Scripps Clinic orthopedic specialists are driving some of the world’s most advanced clinical studies at the Shiley Center for Orthopaedic Research and Education (SCORE) in San Diego. SCORE’s privately and publicly sponsored orthopedic clinical trials make it possible for patients to receive investigational therapies and devices for the treatment of conditions affecting the musculoskeletal system.
SCORE’s physicians and scientists are studying the effects of traumatic injuries and sports activities to determine how well joint replacement and reconstruction techniques or the use of experimental prostheses can restore joint mechanics and range of motion. Their peer-reviewed published work in orthopedics is extensive. They are also actively researching artificial cartilage implants, as well as allografts of human cartilage for treatment of joint injuries or joint degeneration.

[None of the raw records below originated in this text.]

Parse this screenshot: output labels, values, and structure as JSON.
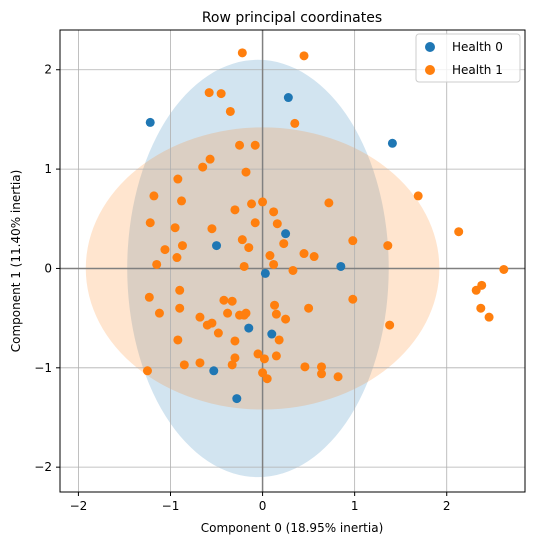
{
  "chart_data": {
    "type": "scatter",
    "title": "Row principal coordinates",
    "xlabel": "Component 0 (18.95% inertia)",
    "ylabel": "Component 1 (11.40% inertia)",
    "xlim": [
      -2.2,
      2.85
    ],
    "ylim": [
      -2.25,
      2.4
    ],
    "xticks": [
      -2,
      -1,
      0,
      1,
      2
    ],
    "yticks": [
      -2,
      -1,
      0,
      1,
      2
    ],
    "xtick_labels": [
      "−2",
      "−1",
      "0",
      "1",
      "2"
    ],
    "ytick_labels": [
      "−2",
      "−1",
      "0",
      "1",
      "2"
    ],
    "grid": true,
    "legend_position": "top-right",
    "series": [
      {
        "name": "Health 0",
        "color": "#1f77b4",
        "ellipse": {
          "cx": -0.05,
          "cy": 0.0,
          "rx": 1.42,
          "ry": 2.1,
          "alpha": 0.2
        },
        "points": [
          [
            -1.22,
            1.47
          ],
          [
            0.28,
            1.72
          ],
          [
            1.41,
            1.26
          ],
          [
            -0.5,
            0.23
          ],
          [
            0.25,
            0.35
          ],
          [
            0.03,
            -0.05
          ],
          [
            0.85,
            0.02
          ],
          [
            0.1,
            -0.66
          ],
          [
            -0.15,
            -0.6
          ],
          [
            -0.53,
            -1.03
          ],
          [
            -0.28,
            -1.31
          ]
        ]
      },
      {
        "name": "Health 1",
        "color": "#ff7f0e",
        "ellipse": {
          "cx": 0.0,
          "cy": 0.0,
          "rx": 1.92,
          "ry": 1.42,
          "alpha": 0.2
        },
        "points": [
          [
            -0.22,
            2.17
          ],
          [
            0.45,
            2.14
          ],
          [
            -0.58,
            1.77
          ],
          [
            -0.45,
            1.76
          ],
          [
            -0.35,
            1.58
          ],
          [
            0.35,
            1.46
          ],
          [
            -0.25,
            1.24
          ],
          [
            -0.08,
            1.24
          ],
          [
            -0.57,
            1.1
          ],
          [
            -0.65,
            1.02
          ],
          [
            -0.18,
            0.97
          ],
          [
            -0.92,
            0.9
          ],
          [
            -1.18,
            0.73
          ],
          [
            -0.88,
            0.68
          ],
          [
            -0.3,
            0.59
          ],
          [
            -0.12,
            0.65
          ],
          [
            0.0,
            0.67
          ],
          [
            0.72,
            0.66
          ],
          [
            1.69,
            0.73
          ],
          [
            0.12,
            0.57
          ],
          [
            -1.22,
            0.46
          ],
          [
            -0.95,
            0.41
          ],
          [
            -0.55,
            0.4
          ],
          [
            -0.08,
            0.46
          ],
          [
            0.16,
            0.45
          ],
          [
            -0.22,
            0.29
          ],
          [
            -0.87,
            0.23
          ],
          [
            -1.06,
            0.19
          ],
          [
            -0.15,
            0.21
          ],
          [
            0.23,
            0.25
          ],
          [
            0.98,
            0.28
          ],
          [
            1.36,
            0.23
          ],
          [
            2.13,
            0.37
          ],
          [
            -0.93,
            0.11
          ],
          [
            0.08,
            0.13
          ],
          [
            0.45,
            0.15
          ],
          [
            0.56,
            0.12
          ],
          [
            -1.15,
            0.04
          ],
          [
            -0.2,
            0.02
          ],
          [
            0.12,
            0.04
          ],
          [
            0.33,
            -0.02
          ],
          [
            2.62,
            -0.01
          ],
          [
            -1.23,
            -0.29
          ],
          [
            -0.9,
            -0.22
          ],
          [
            -0.42,
            -0.32
          ],
          [
            -0.33,
            -0.33
          ],
          [
            -0.38,
            -0.45
          ],
          [
            -0.25,
            -0.47
          ],
          [
            -0.2,
            -0.47
          ],
          [
            0.13,
            -0.37
          ],
          [
            -1.12,
            -0.45
          ],
          [
            -0.9,
            -0.4
          ],
          [
            -0.55,
            -0.55
          ],
          [
            0.15,
            -0.46
          ],
          [
            0.25,
            -0.51
          ],
          [
            0.5,
            -0.4
          ],
          [
            0.98,
            -0.31
          ],
          [
            2.32,
            -0.22
          ],
          [
            2.38,
            -0.17
          ],
          [
            2.37,
            -0.4
          ],
          [
            2.46,
            -0.49
          ],
          [
            1.38,
            -0.57
          ],
          [
            -0.6,
            -0.57
          ],
          [
            -0.68,
            -0.49
          ],
          [
            -0.48,
            -0.65
          ],
          [
            -0.3,
            -0.73
          ],
          [
            -0.18,
            -0.45
          ],
          [
            0.18,
            -0.72
          ],
          [
            -0.92,
            -0.72
          ],
          [
            -0.3,
            -0.9
          ],
          [
            -0.05,
            -0.86
          ],
          [
            0.02,
            -0.91
          ],
          [
            0.15,
            -0.88
          ],
          [
            -0.85,
            -0.97
          ],
          [
            -0.68,
            -0.95
          ],
          [
            -0.33,
            -0.97
          ],
          [
            -1.25,
            -1.03
          ],
          [
            0.0,
            -1.05
          ],
          [
            0.05,
            -1.11
          ],
          [
            0.46,
            -0.99
          ],
          [
            0.64,
            -0.99
          ],
          [
            0.64,
            -1.06
          ],
          [
            0.82,
            -1.09
          ]
        ]
      }
    ]
  }
}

Inside the Alfred A. Smith and Susan D. Richardson Joint Mechanics Laboratory at SCORE in San Diego, leading-edge orthopedic research work includes:
- Optimizing allograft transplantations for cartilage repair
- Analyzing newer biomaterials for implantation to restore joint function
- Improving surgical techniques and joint implant design by measuring forces inside the knee with a one-of-a-kind electronic knee implant (e-knee)
- Conducting joint wear testing to measure durability of surgical implants of the hip, knee and spine
- Testing joint implant designs, surgical instruments, rehabilitation programs and bracing and orthotics designs for the leg foot and ankle
Pioneering work by Scripps Clinic researchers and scientists at SCORE focuses on breakthrough orthopedics treatments, including several areas of potential benefit to patients such as cartilage allograft, cartilage-tissue engineering, stem cell research and genomics.
Scripps is at the forefront of cartilage transplant procedures and advancing the process for improved patient results. A Scripps Clinic orthopedic doctor has been nationally recognized for his work in optimizing a surgery that replaces or repairs lost or damaged cartilage with donor tissue, which can relieve pain, improve joint function and prevent the onset of arthritis.
Over several years, the Scripps Clinic orthopedic surgeon has conducted scientific and clinical studies with the goal of improving the allograft process for knee joints. The breakthrough research has driven new innovations in human tissue banking, a deeper biologic understanding of osteochondral allografts, and improved patient outcomes.